Gödel's Poetry
Kelly J. Davis
cs.AI
Dec 16, 2025 · v1
TL;DR
Uses specialized language models for Lean4 proof generation with recursive theorem decomposition via an AST-extended Kimina Lean Server.
Abstract
Formal, automated theorem proving has long been viewed as a challenge to artificial intelligence. We introduce here a new approach to computer theorem proving, one that employs specialized language models for Lean4 proof generation combined with recursive decomposition of difficult theorems into simpler entailing propositions. These models are coordinated through a multi-agent architecture that orchestrates autoformalization (if required), proof generation, decomposition of difficult theorems into simpler entailing propositions, and recursive proof (and/or decomposition) of these propositions. Without decomposition, we achieve a 90.4% pass rate on miniF2F. With decomposition, this is significantly improved.

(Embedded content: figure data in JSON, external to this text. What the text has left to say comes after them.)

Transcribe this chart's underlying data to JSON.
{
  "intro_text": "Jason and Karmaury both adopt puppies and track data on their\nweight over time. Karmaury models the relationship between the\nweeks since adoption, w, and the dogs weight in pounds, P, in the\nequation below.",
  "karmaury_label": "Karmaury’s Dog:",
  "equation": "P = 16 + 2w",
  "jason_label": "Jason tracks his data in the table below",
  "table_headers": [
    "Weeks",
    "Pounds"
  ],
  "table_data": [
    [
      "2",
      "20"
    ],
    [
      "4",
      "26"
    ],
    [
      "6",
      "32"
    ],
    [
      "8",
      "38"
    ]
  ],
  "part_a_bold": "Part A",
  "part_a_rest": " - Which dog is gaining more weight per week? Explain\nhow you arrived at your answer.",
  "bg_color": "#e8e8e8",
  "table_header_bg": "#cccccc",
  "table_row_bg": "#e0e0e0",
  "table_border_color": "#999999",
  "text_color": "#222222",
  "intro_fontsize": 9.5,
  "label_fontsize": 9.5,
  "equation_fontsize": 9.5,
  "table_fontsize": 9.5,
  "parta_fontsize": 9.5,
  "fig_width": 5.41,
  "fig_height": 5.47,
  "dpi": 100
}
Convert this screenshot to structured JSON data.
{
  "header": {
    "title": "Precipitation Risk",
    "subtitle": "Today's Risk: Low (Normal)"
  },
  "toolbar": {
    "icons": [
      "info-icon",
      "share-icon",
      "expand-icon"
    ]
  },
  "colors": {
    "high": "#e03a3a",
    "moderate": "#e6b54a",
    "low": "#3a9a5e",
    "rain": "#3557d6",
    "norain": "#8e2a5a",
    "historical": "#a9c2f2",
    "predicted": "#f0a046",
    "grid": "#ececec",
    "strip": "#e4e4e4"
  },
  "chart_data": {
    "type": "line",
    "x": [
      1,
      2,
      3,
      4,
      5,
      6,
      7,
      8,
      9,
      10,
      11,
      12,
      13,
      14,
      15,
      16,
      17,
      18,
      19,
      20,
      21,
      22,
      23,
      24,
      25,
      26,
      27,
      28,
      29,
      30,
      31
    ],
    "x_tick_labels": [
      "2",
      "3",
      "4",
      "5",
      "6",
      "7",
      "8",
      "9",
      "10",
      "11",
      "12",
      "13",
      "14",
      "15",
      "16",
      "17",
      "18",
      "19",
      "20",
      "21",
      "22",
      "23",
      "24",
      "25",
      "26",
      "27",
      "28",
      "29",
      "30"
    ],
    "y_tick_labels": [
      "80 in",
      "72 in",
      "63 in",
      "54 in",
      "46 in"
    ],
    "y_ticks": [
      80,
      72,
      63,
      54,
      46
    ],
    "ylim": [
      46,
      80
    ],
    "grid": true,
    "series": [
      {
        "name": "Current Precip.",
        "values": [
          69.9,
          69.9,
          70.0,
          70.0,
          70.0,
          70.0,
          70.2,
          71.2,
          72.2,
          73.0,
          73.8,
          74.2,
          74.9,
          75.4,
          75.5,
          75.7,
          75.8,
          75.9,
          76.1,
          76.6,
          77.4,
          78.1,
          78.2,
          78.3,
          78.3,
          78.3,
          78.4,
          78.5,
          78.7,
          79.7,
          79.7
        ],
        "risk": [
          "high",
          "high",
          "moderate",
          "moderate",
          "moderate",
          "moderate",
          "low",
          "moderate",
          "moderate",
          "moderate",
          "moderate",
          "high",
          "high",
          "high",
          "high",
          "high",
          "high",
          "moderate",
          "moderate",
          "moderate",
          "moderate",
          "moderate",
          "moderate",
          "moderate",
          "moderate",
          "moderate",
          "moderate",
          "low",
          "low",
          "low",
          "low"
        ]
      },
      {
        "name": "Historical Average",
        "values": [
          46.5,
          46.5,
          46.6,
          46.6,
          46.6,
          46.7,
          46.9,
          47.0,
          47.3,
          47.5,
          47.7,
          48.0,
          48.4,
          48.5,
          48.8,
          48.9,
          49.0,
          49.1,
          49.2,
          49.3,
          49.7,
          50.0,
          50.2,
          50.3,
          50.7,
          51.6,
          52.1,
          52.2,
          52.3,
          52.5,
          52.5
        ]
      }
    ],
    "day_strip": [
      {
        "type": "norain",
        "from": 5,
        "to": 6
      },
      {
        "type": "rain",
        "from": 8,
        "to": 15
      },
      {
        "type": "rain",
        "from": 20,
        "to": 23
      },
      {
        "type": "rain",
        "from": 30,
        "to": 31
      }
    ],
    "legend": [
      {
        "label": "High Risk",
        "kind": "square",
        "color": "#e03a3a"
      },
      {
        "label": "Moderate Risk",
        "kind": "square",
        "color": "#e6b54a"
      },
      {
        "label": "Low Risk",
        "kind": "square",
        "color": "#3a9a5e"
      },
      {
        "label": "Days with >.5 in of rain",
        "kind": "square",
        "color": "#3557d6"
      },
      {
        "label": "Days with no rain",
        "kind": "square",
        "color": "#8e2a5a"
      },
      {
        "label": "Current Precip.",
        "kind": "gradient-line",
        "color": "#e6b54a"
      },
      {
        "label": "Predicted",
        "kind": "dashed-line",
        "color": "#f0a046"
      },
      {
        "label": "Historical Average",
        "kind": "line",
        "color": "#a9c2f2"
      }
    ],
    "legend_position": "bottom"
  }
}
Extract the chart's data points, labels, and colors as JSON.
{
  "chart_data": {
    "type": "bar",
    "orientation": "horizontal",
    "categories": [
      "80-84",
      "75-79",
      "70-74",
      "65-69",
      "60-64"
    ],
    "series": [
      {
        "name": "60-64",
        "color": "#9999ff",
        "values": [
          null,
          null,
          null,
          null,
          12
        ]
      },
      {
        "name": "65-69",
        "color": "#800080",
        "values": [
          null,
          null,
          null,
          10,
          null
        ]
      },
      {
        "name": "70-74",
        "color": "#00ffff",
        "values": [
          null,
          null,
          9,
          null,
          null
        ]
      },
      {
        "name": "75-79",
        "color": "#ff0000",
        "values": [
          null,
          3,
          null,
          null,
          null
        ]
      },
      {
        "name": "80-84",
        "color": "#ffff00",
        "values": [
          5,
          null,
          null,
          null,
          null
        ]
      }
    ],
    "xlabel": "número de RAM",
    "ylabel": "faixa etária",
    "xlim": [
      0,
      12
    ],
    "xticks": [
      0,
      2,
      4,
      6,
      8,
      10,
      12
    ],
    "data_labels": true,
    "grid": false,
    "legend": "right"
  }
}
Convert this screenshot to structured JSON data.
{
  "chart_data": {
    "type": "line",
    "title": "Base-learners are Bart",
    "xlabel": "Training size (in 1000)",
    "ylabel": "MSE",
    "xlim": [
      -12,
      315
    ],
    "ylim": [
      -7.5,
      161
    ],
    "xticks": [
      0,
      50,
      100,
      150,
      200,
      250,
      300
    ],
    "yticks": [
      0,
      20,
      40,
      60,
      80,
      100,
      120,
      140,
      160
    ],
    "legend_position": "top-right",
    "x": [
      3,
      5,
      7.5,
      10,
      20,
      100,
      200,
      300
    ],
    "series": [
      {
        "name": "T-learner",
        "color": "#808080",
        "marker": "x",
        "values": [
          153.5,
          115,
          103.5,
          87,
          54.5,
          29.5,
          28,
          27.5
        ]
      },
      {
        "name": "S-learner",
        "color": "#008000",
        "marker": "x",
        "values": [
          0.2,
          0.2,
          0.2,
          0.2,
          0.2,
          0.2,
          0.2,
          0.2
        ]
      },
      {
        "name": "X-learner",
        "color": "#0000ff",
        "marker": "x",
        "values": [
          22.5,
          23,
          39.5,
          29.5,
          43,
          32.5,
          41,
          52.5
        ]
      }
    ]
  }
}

A key technical contribution lies in our extension of the Kimina Lean Server with abstract syntax tree (AST) parsing capabilities to facilitate automated, recursive proof decomposition. The system is made available on PyPI as goedels-poetry (at
https://pypi.org/project/goedels-poetry ), and the open-source implementation KellyJDavis/goedels-poetry (at
https://github.com/KellyJDavis/goedels-poetry ) facilitates both adaptation to alternative language models and extension with custom functionality.
Problem
Formal automated theorem proving remains a challenge for AI, particularly for complex theorems that require decomposition into manageable subproblems. Existing neural theorem provers lack systematic mechanisms for recursive proof decomposition.
Approach
The system (Godel's Poetry) employs a multi-agent architecture coordinated by a supervisor agent. Specialized agents handle autoformalization, proof generation, recursive decomposition of difficult theorems into simpler entailing propositions, and proof validation. The system uses specialized language models for Lean 4 proof generation and extends the Kimina Lean Server with abstract syntax tree (AST) parsing capabilities to facilitate automated recursive proof decomposition.
Results
Without decomposition, the system achieves a 90.4% pass rate on miniF2F. With recursive decomposition, this rate is significantly improved. The system is publicly available on PyPI as goedels-poetry.